The caspase-derived C-terminal fragment of βAPP induces caspase-independent toxicity and triggers selective increase of Aβ42 in mammalian cells

During its physiopathological maturation, the p-amyloid precursor protein undergoes several distinct proteolytic events by activities called secretases. In Alzheimer's disease, the main histological hallmark called senile plaque is clearly linked to the overproduction of the amyloid peptides A beta 40 and A beta 42, two highly aggregable beta APP-derived fragments generated by combined cleavages by beta- and gamma -secretases. Recently, an alternative hydrolytic pathway was described, involving another category of proteolytic activities called caspases, responsible for the production of a 31 amino acids beta APP C-terminal fragment called C31. C31 was reported to lower the viability of N2a cells but the exact mechanisms mediating C31-toxicity remained to be established. Here we show that the transient transfection of pSV2 vector encoding C31 lowers by about 80% TSM1 neuronal cells viability. Arguing against a C31-stimulated apoptotic response, we demonstrate by combined enzymatic and immunological approaches that C31 expression did not modulate basal or staurosporine-induced caspase 3-like activity and pro-caspase-3 activation.

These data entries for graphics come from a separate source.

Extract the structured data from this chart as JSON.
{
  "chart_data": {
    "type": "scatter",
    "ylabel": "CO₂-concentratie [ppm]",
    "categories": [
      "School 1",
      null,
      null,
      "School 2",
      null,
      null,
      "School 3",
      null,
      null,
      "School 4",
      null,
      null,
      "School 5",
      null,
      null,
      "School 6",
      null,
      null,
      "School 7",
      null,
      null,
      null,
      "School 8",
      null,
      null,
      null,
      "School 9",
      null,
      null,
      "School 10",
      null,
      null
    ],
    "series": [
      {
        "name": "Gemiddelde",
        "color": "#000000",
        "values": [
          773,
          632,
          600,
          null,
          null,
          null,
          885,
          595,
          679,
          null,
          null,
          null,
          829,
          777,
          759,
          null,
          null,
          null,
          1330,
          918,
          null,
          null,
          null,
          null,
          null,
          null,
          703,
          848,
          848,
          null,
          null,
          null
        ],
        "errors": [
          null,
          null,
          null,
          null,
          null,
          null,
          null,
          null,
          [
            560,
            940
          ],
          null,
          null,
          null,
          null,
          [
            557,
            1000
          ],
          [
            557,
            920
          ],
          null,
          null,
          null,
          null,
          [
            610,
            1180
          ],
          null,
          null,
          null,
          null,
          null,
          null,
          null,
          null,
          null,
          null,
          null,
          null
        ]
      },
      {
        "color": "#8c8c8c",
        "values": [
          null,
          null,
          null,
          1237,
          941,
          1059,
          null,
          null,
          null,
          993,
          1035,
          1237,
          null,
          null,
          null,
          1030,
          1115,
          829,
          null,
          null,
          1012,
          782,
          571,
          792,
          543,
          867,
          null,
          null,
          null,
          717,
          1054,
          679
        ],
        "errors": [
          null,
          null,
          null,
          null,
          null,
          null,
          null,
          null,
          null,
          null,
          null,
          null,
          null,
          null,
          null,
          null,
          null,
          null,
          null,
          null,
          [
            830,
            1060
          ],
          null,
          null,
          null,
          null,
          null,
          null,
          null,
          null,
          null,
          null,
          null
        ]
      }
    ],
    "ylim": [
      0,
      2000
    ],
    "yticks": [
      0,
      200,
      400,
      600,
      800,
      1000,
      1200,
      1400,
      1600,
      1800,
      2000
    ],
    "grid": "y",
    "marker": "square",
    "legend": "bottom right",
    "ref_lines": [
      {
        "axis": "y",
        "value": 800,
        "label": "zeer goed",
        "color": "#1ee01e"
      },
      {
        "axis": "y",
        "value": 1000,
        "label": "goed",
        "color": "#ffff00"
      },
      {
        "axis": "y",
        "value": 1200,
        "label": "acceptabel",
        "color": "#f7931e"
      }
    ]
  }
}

Furthermore, C31 did not modify Bax and p53 expressions, poly-(ADP-ribose)-polymerase cleavage and cytochrome c translocation into the cytosol. However, we established that C31 overexpression triggers selective increase of A beta 42 but not A beta 40 production by HEK293 cells expressing wild-type beta APP751. Altogether, our data demonstrate that C31 induces a caspase-independent toxicity in TSM1 neurons and potentiates the pathogenic beta APP maturation pathway by increasing selectively A beta 42 species in wild type-beta APP-expressing human cells.